There is an infamous office cat story doing the rounds at the moment – those in the know will have been approached already by people trying to find kitten homes. It is great to feed stay cats and dogs, but don’t forget that healthier animals are more likely to get pregnant and if you don’t neuter the animals in your neighbourhood they will multiply. We can all help to reduce the stray dog and cat population by taking stray animals in our areas to be neutered.
MYTH: My pet will get fat and lazy. FACT: The truth is that most pets get fat and lazy because their owners feed them too much and don't give them enough exercise. Spayed or neutered pets require less calories. More exercise will benefit both of you.
MYTH: It's better to have one litter first. FACT: Medical evidence indicates just the opposite. In fact, the evidence shows that females spayed before their first heat are typically healthier and happier and live longer.

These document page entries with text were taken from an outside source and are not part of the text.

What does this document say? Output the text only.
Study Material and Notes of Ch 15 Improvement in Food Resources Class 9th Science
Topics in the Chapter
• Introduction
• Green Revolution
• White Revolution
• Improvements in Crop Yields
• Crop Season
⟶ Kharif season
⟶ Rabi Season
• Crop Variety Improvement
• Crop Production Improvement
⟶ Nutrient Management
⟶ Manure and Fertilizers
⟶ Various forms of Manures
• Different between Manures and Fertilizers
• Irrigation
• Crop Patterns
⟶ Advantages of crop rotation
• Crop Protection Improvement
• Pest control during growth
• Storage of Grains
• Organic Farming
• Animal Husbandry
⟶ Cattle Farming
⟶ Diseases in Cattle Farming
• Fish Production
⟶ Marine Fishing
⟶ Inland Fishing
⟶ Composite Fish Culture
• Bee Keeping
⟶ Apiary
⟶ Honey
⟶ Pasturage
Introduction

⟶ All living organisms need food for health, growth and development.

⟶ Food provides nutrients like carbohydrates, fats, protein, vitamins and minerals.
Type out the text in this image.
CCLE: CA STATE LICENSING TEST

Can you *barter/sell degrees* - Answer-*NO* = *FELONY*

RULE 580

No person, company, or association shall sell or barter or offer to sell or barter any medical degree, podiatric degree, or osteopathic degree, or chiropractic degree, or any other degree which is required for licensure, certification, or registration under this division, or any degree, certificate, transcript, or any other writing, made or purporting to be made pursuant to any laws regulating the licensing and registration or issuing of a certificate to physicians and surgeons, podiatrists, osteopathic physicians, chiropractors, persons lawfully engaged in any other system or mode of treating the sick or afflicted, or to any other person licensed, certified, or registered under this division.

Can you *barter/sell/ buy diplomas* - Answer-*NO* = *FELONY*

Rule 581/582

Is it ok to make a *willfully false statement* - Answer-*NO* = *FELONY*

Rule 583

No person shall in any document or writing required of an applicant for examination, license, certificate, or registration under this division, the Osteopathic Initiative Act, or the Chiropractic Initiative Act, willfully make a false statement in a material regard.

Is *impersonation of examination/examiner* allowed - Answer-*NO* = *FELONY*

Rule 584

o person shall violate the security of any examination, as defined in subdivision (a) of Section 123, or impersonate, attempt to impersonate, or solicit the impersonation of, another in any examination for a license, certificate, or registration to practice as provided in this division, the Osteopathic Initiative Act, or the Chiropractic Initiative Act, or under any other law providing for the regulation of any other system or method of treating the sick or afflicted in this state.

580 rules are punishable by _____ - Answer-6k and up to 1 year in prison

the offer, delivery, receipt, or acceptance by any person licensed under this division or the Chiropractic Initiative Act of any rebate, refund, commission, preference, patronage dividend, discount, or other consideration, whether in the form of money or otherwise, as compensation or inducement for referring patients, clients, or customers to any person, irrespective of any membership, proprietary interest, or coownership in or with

MYTH: My children should experience the miracle of birth. FACT: But will they? Even if children are able to see a pet give birth — which is unlikely, since it usually occurs at night and in seclusion — the lesson they will really learn is that animals can be created and discarded as it suits adults. Explain to children that preventing the birth of some pets can save the lives of others.
MYTH: But my pet is a purebred.
FACT: A large percentage of pets brought to animal shelters are purebreds. There are just too many dogs and cats — mixed breed and purebred.
MYTH: I want my dog to be protective.
FACT: Spaying or neutering does not affect a dog's natural tendency to "defend his own turf". Male dogs will also be less likely to wander once they are neutered.
MYTH: I don't want my male dog or cat to feel like less of a male. FACT: Don’t confuse your emotional needs and relationships with your pet’s instinctive hormonal responses. Pets don't have any concept of sexual identity or ego. Neutering will not change a pet's personality. He doesn't suffer any kind of emotional reaction or identity crisis when neutered.
MYTH: But my dog (or cat) is so special, I want a puppy (or kitten) just like her.
FACT: A dog or cat may be a great pet, but that doesn't mean their offspring will be a carbon copy. Professional animal breeders who follow generations of bloodlines can't guarantee they will get just what they want out of a particular litter. A pet owner's chances are even slimmer. In fact, an entire litter of puppies or kittens might receive all of a pet's (and her mate's) worst characteristics.
MYTH: Only females need to be fixed. FACT: But how do those females get pregnant? A male pet can easily father 750 offspring in his lifetime. Just because you don’t have to deal with a pregnant dog or cat, it doesn’t mean your pet isn’t out there creating puppies or kittens!
MYTH: It's too expensive to have my pet spayed or neutered. FACT: It is not very expensive in Montenegro, and it is cheaper in the long run than caring for the litters! The one-time cost of surgery is much cheaper than a lifetime of care for extra unwanted pets, or the cost of caring for a litter at the dog shelter.
MYTH: I'll find good homes for all the puppies and kittens. FACT: You wish! You may find homes for all of your pet's litter, but even then, each home you find means one less home for the dogs and cats in shelters who are already waiting for good homes. The problem of pet overpopulation is created and perpetuated one litter at a time.